The surprise state-government announcement is the latest twist to the contentious issue which for years has been a political football.

At one stage the 40-odd hectares of land just south of Kingscliff was planned to be developed into a tourist resort.

NSW lands minister Niall Blair allowed the claim under the Aboriginal Lands Rights Act 1983.

Tweed MP Geoff Provest said it will be up to the Tweed-Byron Local Aboriginal Land Council to decide on the future of the site.

The claim was granted over both lots within Lot 490, including the area proposed for tourism development.

Mr Provest said the department’s investigation of the issue ‘found the fact that the land had been vested in Government Property NSW did not affect the land being claimable under the Act as the date that the claim was lodged was prior to the land being vested’.

Two months ago, NSW Labor moved a motion in state parliament to create a regional park over Lot 490 as part of their support for the Save/Our Lot 490 group which was backed by federal Labor’s Richmond MP Justine Elliot.

But the move came under attack from NSW Greens MLC Jan Barham who said it was premature and should await the outcome of the land-rights claim.

ALP north-coast spokesperson Walt Secord had introduced the National Parks and Wildlife Amendment (Reservation of Lot 490) Bill 2015 into parliament and in his speech, Mr Secord said the bill would ‘put a stake through the white shoe brigade and the National Party which want to develop the land’.

Ms Barham in October said the ALP has ‘undermined Aboriginal land rights in the Tweed by introducing legislation that would affect a land claim.’
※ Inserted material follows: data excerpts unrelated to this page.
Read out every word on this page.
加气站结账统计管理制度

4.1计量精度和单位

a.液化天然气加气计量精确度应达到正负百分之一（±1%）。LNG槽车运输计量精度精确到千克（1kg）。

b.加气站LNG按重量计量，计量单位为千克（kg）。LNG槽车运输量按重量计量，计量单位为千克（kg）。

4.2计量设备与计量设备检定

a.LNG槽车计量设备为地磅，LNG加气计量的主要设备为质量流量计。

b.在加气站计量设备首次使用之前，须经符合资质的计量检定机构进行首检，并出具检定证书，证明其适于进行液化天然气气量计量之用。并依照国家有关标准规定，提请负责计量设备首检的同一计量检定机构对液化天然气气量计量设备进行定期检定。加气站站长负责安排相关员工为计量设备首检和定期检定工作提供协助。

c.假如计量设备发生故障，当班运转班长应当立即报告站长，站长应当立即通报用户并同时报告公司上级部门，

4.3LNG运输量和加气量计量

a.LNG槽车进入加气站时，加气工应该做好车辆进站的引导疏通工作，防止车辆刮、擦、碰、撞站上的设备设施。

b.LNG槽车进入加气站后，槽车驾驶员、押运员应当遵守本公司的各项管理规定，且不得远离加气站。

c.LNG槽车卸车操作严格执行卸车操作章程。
Lot 490 has a chequered history of development plans by the state government which controls it.

Ms Barham said it was former Labor lands minister Tony Kelly ‘who removed Tweed Shire Council as trustees of the Crown reserve in 2004 and then proposed leasing the site for a major development by Leighton Holdings, which thankfully fell through.’
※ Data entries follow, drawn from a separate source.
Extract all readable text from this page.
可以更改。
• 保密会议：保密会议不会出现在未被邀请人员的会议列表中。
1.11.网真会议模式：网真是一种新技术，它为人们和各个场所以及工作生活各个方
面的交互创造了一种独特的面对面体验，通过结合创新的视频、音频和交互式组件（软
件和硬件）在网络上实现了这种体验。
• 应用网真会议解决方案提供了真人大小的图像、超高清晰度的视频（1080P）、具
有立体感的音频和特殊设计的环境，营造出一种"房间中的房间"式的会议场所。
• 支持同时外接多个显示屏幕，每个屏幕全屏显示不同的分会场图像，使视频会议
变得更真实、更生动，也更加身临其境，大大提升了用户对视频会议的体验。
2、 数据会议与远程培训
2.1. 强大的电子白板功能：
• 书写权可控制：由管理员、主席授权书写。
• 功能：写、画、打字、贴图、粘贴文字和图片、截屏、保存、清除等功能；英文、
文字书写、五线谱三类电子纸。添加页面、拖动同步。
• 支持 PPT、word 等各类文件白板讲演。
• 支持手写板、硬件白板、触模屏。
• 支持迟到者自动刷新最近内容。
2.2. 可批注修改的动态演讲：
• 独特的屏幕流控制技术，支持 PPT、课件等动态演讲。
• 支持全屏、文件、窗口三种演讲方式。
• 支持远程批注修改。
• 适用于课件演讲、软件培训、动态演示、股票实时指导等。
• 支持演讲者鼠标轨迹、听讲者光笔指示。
Save Lot 490 spokesman and local Labor identity Ron Cooper said no-one had opposed the land claim and it was the state government that ‘seemed to have come up with a scheme to block it’.

Mr Cooper said that soon after the land claim was lodged, the government ‘secretly moved Lot 490 from the Crown Land Register to the Government Property Register’ which many thought would sink the land claim.

Mr Cooper recently told Echonetdaily that if the land claim succeeded, Lot 490 could still be developed into a resort.

’Back in the early 2000s, the land council negotiated for a golf resort on their land at Fingal. This was narrowly defeated by Land Council members in 2005,’ he said.

‘The next year the chairperson of the land council confirmed a proposal to develop 200 residential blocks. This faltered because of environmental constraints.’

This morning, Mr Cooper said ‘it will be important that the land council tell the 16,000 petitioners what they have in mind for lot 490.note:there was no claim on lot 490 until after our petition commenced-there could have been a claim on this land since 1983.’

‘The land is zoned for tourist development. Council has a draft zoning for environmental protection passed by resolution,’ Mr Cooper said.

Ms Barham welcomed Mr Provest’s announcement, saying it was ‘great news’ and that she was confident land council members would work in with the wider community over the uses of the land.

She said land council members had been committed to protecting the sensitive Fingal Head environment for years.

Echonetdaily has sought comment from the land council.

Mr Provest said the state minister for aboriginal affairs, Leslie Williams recently met with the Tweed Byron Local Aboriginal Land Council, ‘who identified the determination of Lot 490 as a key priority’.

‘This decision is welcome as the land claims process exists as a compensatory measure to provide economic, social and cultural benefit to Aboriginal Communities’, Ms Williams said.